Last week, the two Australian ringleaders of the so-called “Bali Nine” heroin smuggling group, Andrew Chan and Myuran Sukumaran, were transferred to the island and are to soon face the firing squad, despite a wave of international criticism.

From Indonesia’s perspective, the island is not only a key part of the country’s battle against drugs, but some even believe its macabre reputation poses no challenge to a future as a top tourist spot with idyllic beaches.

Nusakambangan highlights the gulf in views between Indonesia, where the death penalty for drug traffickers has solid public support, and some of the countries whose citizens will soon be put to death, particularly Australia.

“Nusakambangan is not just a point of pride for the people of Cilacap, but all Indonesians,” said gemstone trader Edy, who like many Indonesians goes by one name, referring to the Javanese port town that is the gateway to the island. “Indonesians think executions are a good way to fight drugs.”

Despite his image as a reformist, Indonesian President Joko Widodo has made the campaign to execute drug traffickers a key policy, a move analysts say is aimed at showing he is a tough leader. The first executions during his presidency were in January, when six drug convicts — including five foreigners — were put to death, unleashing a diplomatic furor.

While there are dissenting voices, notably from academics and rights groups, and no comprehensive studies have been conducted, the policy has won broad public backing and there has been only muted political opposition.

The policy shift signals that Nusakambangan is likely to become the site of regular executions.

Despite repeated appeals from Canberra, Chan and Sukumaran were brought there under heavy military escort last week.

They are expected to be put to death in the near future at the same time as drug convicts from France, Brazil, the Philippines, Nigeria and Ghana, although no date has been set.

Nusakambangan has served as a penal colony since Indonesia’s then-Dutch rulers began detaining prisoners there more than a century ago. Today, those colonial jails, long decommissioned, can still be seen by visitors.

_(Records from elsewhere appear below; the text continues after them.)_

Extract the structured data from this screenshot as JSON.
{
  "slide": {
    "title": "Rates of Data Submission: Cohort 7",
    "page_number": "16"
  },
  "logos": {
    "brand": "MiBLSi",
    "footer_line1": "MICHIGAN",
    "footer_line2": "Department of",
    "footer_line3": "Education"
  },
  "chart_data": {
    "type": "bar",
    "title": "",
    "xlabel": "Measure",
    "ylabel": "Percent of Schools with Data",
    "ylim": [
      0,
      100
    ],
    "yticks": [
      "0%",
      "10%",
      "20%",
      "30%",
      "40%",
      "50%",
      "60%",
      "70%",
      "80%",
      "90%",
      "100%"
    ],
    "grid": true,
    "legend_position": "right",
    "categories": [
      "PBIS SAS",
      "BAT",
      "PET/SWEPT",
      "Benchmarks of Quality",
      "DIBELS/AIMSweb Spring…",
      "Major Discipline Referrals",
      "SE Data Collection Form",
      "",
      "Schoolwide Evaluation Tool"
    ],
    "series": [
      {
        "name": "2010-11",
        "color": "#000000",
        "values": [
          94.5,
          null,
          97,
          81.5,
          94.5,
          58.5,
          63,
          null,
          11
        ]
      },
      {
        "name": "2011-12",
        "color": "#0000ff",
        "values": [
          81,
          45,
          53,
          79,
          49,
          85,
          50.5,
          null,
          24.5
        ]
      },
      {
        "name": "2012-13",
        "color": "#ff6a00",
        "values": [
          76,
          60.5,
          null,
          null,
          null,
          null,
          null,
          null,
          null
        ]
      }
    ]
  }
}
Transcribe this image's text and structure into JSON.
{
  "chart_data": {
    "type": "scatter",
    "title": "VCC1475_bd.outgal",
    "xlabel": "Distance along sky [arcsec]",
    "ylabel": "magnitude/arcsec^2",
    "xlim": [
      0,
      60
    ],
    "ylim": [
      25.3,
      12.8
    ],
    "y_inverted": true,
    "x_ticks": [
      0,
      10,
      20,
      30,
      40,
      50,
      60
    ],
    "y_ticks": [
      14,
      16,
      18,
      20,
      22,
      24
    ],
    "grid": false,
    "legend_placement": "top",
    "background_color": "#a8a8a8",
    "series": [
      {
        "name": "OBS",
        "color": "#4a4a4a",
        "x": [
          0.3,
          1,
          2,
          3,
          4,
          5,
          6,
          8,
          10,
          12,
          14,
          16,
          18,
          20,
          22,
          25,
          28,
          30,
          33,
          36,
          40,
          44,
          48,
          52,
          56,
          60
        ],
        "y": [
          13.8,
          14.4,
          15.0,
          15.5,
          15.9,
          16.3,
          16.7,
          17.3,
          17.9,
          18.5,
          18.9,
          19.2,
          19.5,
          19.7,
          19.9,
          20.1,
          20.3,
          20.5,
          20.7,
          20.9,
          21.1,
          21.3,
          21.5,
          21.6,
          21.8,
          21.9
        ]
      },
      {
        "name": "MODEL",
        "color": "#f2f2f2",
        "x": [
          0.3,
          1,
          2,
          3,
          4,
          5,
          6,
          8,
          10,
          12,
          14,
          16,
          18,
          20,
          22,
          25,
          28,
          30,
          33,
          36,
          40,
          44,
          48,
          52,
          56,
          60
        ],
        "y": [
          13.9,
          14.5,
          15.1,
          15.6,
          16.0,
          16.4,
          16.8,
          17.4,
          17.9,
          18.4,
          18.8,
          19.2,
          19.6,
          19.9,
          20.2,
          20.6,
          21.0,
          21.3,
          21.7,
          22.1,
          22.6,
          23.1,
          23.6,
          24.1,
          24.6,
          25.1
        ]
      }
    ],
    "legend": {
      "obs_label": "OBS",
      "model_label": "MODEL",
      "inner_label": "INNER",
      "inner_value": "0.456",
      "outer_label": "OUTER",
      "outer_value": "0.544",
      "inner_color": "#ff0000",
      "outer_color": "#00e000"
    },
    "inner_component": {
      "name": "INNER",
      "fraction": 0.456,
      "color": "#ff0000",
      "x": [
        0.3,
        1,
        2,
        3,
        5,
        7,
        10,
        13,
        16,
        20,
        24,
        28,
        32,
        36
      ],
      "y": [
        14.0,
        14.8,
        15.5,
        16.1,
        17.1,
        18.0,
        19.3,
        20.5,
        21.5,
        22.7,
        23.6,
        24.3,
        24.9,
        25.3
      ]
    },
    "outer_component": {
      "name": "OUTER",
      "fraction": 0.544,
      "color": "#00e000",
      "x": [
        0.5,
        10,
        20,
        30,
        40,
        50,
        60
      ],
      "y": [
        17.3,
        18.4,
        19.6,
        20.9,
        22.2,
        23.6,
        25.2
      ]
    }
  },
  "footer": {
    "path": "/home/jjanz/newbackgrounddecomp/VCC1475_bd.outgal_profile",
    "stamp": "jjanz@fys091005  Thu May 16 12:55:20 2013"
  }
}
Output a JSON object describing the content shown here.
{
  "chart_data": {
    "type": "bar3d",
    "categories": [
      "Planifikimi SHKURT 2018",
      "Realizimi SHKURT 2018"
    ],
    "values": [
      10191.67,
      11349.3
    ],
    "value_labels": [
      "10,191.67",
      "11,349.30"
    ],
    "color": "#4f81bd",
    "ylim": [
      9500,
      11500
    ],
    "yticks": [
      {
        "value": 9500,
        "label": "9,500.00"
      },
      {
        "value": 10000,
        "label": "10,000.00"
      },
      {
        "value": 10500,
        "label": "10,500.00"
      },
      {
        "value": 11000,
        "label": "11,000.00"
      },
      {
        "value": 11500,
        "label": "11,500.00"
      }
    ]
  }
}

The modern prisons make up a sprawling complex across the island’s interior, with seven facilities ranging from maximum security to an “open” prison where inmates work in fields.

Many of the country’s most notorious murderers and militants have been sent to Nusakambangan. Imam Samudra, Amrozi and Mukhlas, who carried out the 2002 Bali bombings that killed 202 people, were executed there in late 2008.

The local view of Nusakambangan is far from that of a dark, foreboding execution island. It has a budding tourist industry, with boat operators at Cilacap’s main beach saying they take up to 100 — mainly Indonesian — visitors each Sunday across the narrow strait to explore the island’s white-sand beaches and caves.

Local district deputy leader Akhmad Edi Susanto envisions a day when the island — with its beaches “more beautiful than Bali” — can attract the levels of tourism enjoyed by Alcatraz.